1. Has integrated significance and reliability testing via built-in permutation testing and bootstrap resampling,
2. Implements [mean-centered PLS](https://www.ncbi.nlm.nih.gov/pubmed/20656037) for multivariate group/condition comparisons,
3. Uses the [SIMPLS](https://doi.org/10.1016%2F0169-7439%2893%2985002-X) instead of the [NIPALS algorithm](https://doi.org/10.1016/B978-0-12-426653-7.50032-6) for PLS regression

## Usage

`pyls` implement two subtypes of PLS-C: a more traditional form that we call "behavioral PLS" (`pyls.behavioral_pls`) and a somewhat newer form that we call "mean-centered PLS" (`pyls.meancentered_pls`).
It also implements one type of PLS-R, which uses the SIMPLS algorithm (`pyls.pls_regression`); this is, in principle, very similar to "behavioral PLS."

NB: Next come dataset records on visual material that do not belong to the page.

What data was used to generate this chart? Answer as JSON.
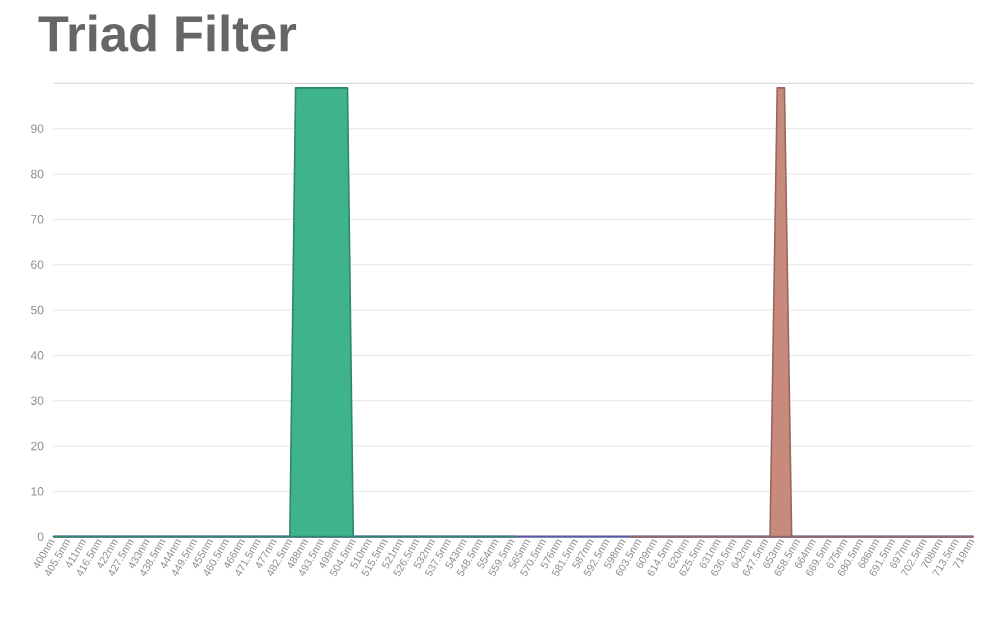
{
  "chart_data": {
    "type": "area",
    "title": "Triad Filter",
    "series": [
      {
        "color": "#3fb48a",
        "x": [
          400,
          482,
          484,
          502,
          504,
          560
        ],
        "values": [
          0,
          0,
          99,
          99,
          0,
          0
        ]
      },
      {
        "color": "#c98a7e",
        "x": [
          600,
          648.5,
          651,
          653.5,
          656,
          719
        ],
        "values": [
          0,
          0,
          99,
          99,
          0,
          0
        ]
      }
    ],
    "xlim": [
      400,
      719
    ],
    "ylim": [
      0,
      100
    ],
    "xticks": [
      {
        "value": 400,
        "label": "400nm"
      },
      {
        "value": 405.5,
        "label": "405.5nm"
      },
      {
        "value": 411,
        "label": "411nm"
      },
      {
        "value": 416.5,
        "label": "416.5nm"
      },
      {
        "value": 422,
        "label": "422nm"
      },
      {
        "value": 427.5,
        "label": "427.5nm"
      },
      {
        "value": 433,
        "label": "433nm"
      },
      {
        "value": 438.5,
        "label": "438.5nm"
      },
      {
        "value": 444,
        "label": "444nm"
      },
      {
        "value": 449.5,
        "label": "449.5nm"
      },
      {
        "value": 455,
        "label": "455nm"
      },
      {
        "value": 460.5,
        "label": "460.5nm"
      },
      {
        "value": 466,
        "label": "466nm"
      },
      {
        "value": 471.5,
        "label": "471.5nm"
      },
      {
        "value": 477,
        "label": "477nm"
      },
      {
        "value": 482.5,
        "label": "482.5nm"
      },
      {
        "value": 488,
        "label": "488nm"
      },
      {
        "value": 493.5,
        "label": "493.5nm"
      },
      {
        "value": 499,
        "label": "499nm"
      },
      {
        "value": 504.5,
        "label": "504.5nm"
      },
      {
        "value": 510,
        "label": "510nm"
      },
      {
        "value": 515.5,
        "label": "515.5nm"
      },
      {
        "value": 521,
        "label": "521nm"
      },
      {
        "value": 526.5,
        "label": "526.5nm"
      },
      {
        "value": 532,
        "label": "532nm"
      },
      {
        "value": 537.5,
        "label": "537.5nm"
      },
      {
        "value": 543,
        "label": "543nm"
      },
      {
        "value": 548.5,
        "label": "548.5nm"
      },
      {
        "value": 554,
        "label": "554nm"
      },
      {
        "value": 559.5,
        "label": "559.5nm"
      },
      {
        "value": 565,
        "label": "565nm"
      },
      {
        "value": 570.5,
        "label": "570.5nm"
      },
      {
        "value": 576,
        "label": "576nm"
      },
      {
        "value": 581.5,
        "label": "581.5nm"
      },
      {
        "value": 587,
        "label": "587nm"
      },
      {
        "value": 592.5,
        "label": "592.5nm"
      },
      {
        "value": 598,
        "label": "598nm"
      },
      {
        "value": 603.5,
        "label": "603.5nm"
      },
      {
        "value": 609,
        "label": "609nm"
      },
      {
        "value": 614.5,
        "label": "614.5nm"
      },
      {
        "value": 620,
        "label": "620nm"
      },
      {
        "value": 625.5,
        "label": "625.5nm"
      },
      {
        "value": 631,
        "label": "631nm"
      },
      {
        "value": 636.5,
        "label": "636.5nm"
      },
      {
        "value": 642,
        "label": "642nm"
      },
      {
        "value": 647.5,
        "label": "647.5nm"
      },
      {
        "value": 653,
        "label": "653nm"
      },
      {
        "value": 658.5,
        "label": "658.5nm"
      },
      {
        "value": 664,
        "label": "664nm"
      },
      {
        "value": 669.5,
        "label": "669.5nm"
      },
      {
        "value": 675,
        "label": "675nm"
      },
      {
        "value": 680.5,
        "label": "680.5nm"
      },
      {
        "value": 686,
        "label": "686nm"
      },
      {
        "value": 691.5,
        "label": "691.5nm"
      },
      {
        "value": 697,
        "label": "697nm"
      },
      {
        "value": 702.5,
        "label": "702.5nm"
      },
      {
        "value": 708,
        "label": "708nm"
      },
      {
        "value": 713.5,
        "label": "713.5nm"
      },
      {
        "value": 719,
        "label": "719nm"
      }
    ],
    "yticks": [
      0,
      10,
      20,
      30,
      40,
      50,
      60,
      70,
      80,
      90
    ],
    "grid": "y"
  }
}
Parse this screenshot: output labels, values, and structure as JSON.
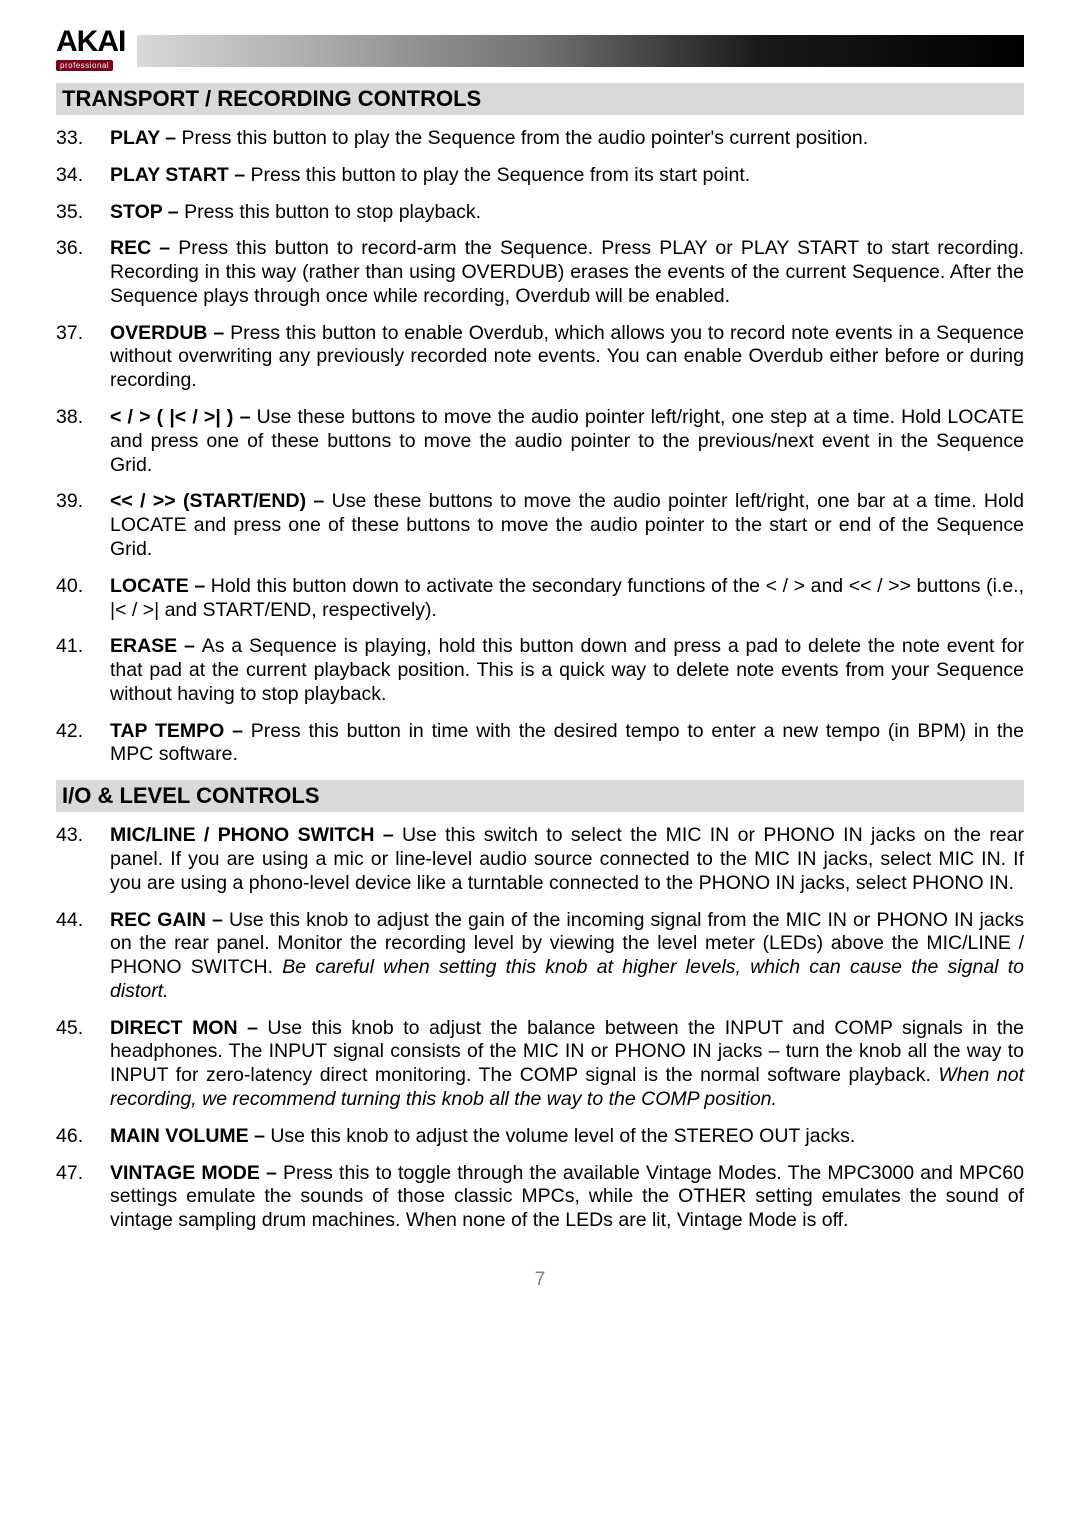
{
  "brand": {
    "name": "AKAI",
    "sub": "professional"
  },
  "colors": {
    "heading_bg": "#d9d9d9",
    "gradient_from": "#d9d9d9",
    "gradient_mid": "#737373",
    "gradient_to": "#000000",
    "logo_sub_bg": "#7a0019",
    "page_number": "#808080"
  },
  "typography": {
    "body_fontsize": 19.5,
    "heading_fontsize": 22,
    "logo_fontsize": 30
  },
  "section1": {
    "title": "TRANSPORT / RECORDING CONTROLS",
    "items": [
      {
        "num": "33.",
        "label": "PLAY – ",
        "text": "Press this button to play the Sequence from the audio pointer's current position."
      },
      {
        "num": "34.",
        "label": "PLAY START – ",
        "text": "Press this button to play the Sequence from its start point."
      },
      {
        "num": "35.",
        "label": "STOP – ",
        "text": "Press this button to stop playback."
      },
      {
        "num": "36.",
        "label": "REC – ",
        "text": "Press this button to record-arm the Sequence. Press PLAY or PLAY START to start recording. Recording in this way (rather than using OVERDUB) erases the events of the current Sequence. After the Sequence plays through once while recording, Overdub will be enabled."
      },
      {
        "num": "37.",
        "label": "OVERDUB – ",
        "text": "Press this button to enable Overdub, which allows you to record note events in a Sequence without overwriting any previously recorded note events. You can enable Overdub either before or during recording."
      },
      {
        "num": "38.",
        "label": "< / > ( |< / >| ) – ",
        "text": "Use these buttons to move the audio pointer left/right, one step at a time. Hold LOCATE and press one of these buttons to move the audio pointer to the previous/next event in the Sequence Grid."
      },
      {
        "num": "39.",
        "label": "<< / >> (START/END) – ",
        "text": "Use these buttons to move the audio pointer left/right, one bar at a time. Hold LOCATE and press one of these buttons to move the audio pointer to the start or end of the Sequence Grid."
      },
      {
        "num": "40.",
        "label": "LOCATE – ",
        "text": "Hold this button down to activate the secondary functions of the < / > and << / >> buttons (i.e., |< / >| and START/END, respectively)."
      },
      {
        "num": "41.",
        "label": "ERASE – ",
        "text": "As a Sequence is playing, hold this button down and press a pad to delete the note event for that pad at the current playback position. This is a quick way to delete note events from your Sequence without having to stop playback."
      },
      {
        "num": "42.",
        "label": "TAP TEMPO – ",
        "text": "Press this button in time with the desired tempo to enter a new tempo (in BPM) in the MPC software."
      }
    ]
  },
  "section2": {
    "title": "I/O & LEVEL CONTROLS",
    "items": [
      {
        "num": "43.",
        "label": "MIC/LINE / PHONO SWITCH – ",
        "text": "Use this switch to select the MIC IN or PHONO IN jacks on the rear panel. If you are using a mic or line-level audio source connected to the MIC IN jacks, select MIC IN. If you are using a phono-level device like a turntable connected to the PHONO IN jacks, select PHONO IN."
      },
      {
        "num": "44.",
        "label": "REC GAIN – ",
        "text": "Use this knob to adjust the gain of the incoming signal from the MIC IN or PHONO IN jacks on the rear panel. Monitor the recording level by viewing the level meter (LEDs) above the MIC/LINE / PHONO SWITCH. ",
        "italic": "Be careful when setting this knob at higher levels, which can cause the signal to distort."
      },
      {
        "num": "45.",
        "label": "DIRECT MON – ",
        "text": "Use this knob to adjust the balance between the INPUT and COMP signals in the headphones. The INPUT signal consists of the MIC IN or PHONO IN jacks – turn the knob all the way to INPUT for zero-latency direct monitoring. The COMP signal is the normal software playback. ",
        "italic": "When not recording, we recommend turning this knob all the way to the COMP position."
      },
      {
        "num": "46.",
        "label": "MAIN VOLUME – ",
        "text": "Use this knob to adjust the volume level of the STEREO OUT jacks."
      },
      {
        "num": "47.",
        "label": "VINTAGE MODE – ",
        "text": "Press this to toggle through the available Vintage Modes. The MPC3000 and MPC60 settings emulate the sounds of those classic MPCs, while the OTHER setting emulates the sound of vintage sampling drum machines. When none of the LEDs are lit, Vintage Mode is off."
      }
    ]
  },
  "page_number": "7"
}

### PLS correlation methods

#### Behavioral PLS

As the more "traditional" form of PLS-C, `pyls.behavioral_pls` looks to find relationships between two sets of variables.
To run a behavioral PLS we would do the following:

```python
>>> import numpy as np

# let's create two data arrays with 80 observations
>>> X = np.random.rand(80, 10000) # a 10000-feature (e.g., neural) data array
>>> Y = np.random.rand(80, 10) # a 10-feature (e.g., behavioral) data array

# we're going to pretend that this data is from 2 groups of 20 subjects each,
# and that each subject participated in 2 task conditions
>>> groups = [20, 20] # a list with the number of subjects in each group
>>> n_cond = 2 # the number of tasks or conditions

# run the analysis and look at the results structure
>>> from pyls import behavioral_pls
>>> bpls = behavioral_pls(X, Y, groups=groups, n_cond=n_cond)
>>> bpls
PLSResults(x_weights, y_weights, x_scores, y_scores, y_loadings, singvals, varexp, permres,
bootres, splitres, cvres, inputs)
```

#### Mean-centered PLS

In contrast to behavioral PLS, `pyls.meancentered_pls` doesn't look to find relationships between two sets of variables, but rather tries to find relationships between _groupings_ in a single set of variables. As such, we will only provide it with _one_ of our created data arrays (`X`) and it will attempt to examine how the features of that array differ between groups and/or conditions. To run a mean-centered PLS we would do the following:

```python
>>> from pyls import meancentered_pls
>>> mpls = meancentered_pls(X, groups=groups, n_cond=n_cond)
>>> mpls
PLSResults(x_weights, y_weights, x_scores, y_scores, singvals, varexp, permres, bootres, splitres,
inputs)
```

### PLS regression methods

#### Regression with SIMPLS

Whereas `pyls.behavioral_pls` aims to maximize the symmetric relationship between `X` and `Y`, `pyls.pls_regression` performs a directed decomposition.
That is, it aims to find components in `X` that explain the most variance in `Y` (but not necessarily vice versa).
To run a PLS regression analysis we would do the following:

```python
>>> from pyls import pls_regression
>>> plsr = pls_regression(X, Y, n_components=5)
>>> plsr
PLSResults(x_weights, x_scores, y_scores, y_loadings, varexp, permres, bootres, inputs)
```

Currently `pyls.pls_regression()` does not support groups or conditions.

### PLS Results

The docstrings of the results objects (`bpls`, `plsr`, and `mpls` in the above example) have some information describing what each output represents, so while we work on improving our documentation you can rely on those for some insight! Try typing `help(bpls)`, `help(plsr)`, or `help(mpls)` to get more information on what the different values represent.

If you are at all familiar with the Matlab PLS toolbox you might notice that the results structures have a dramatically different naming convention; despite this all the same information should be present!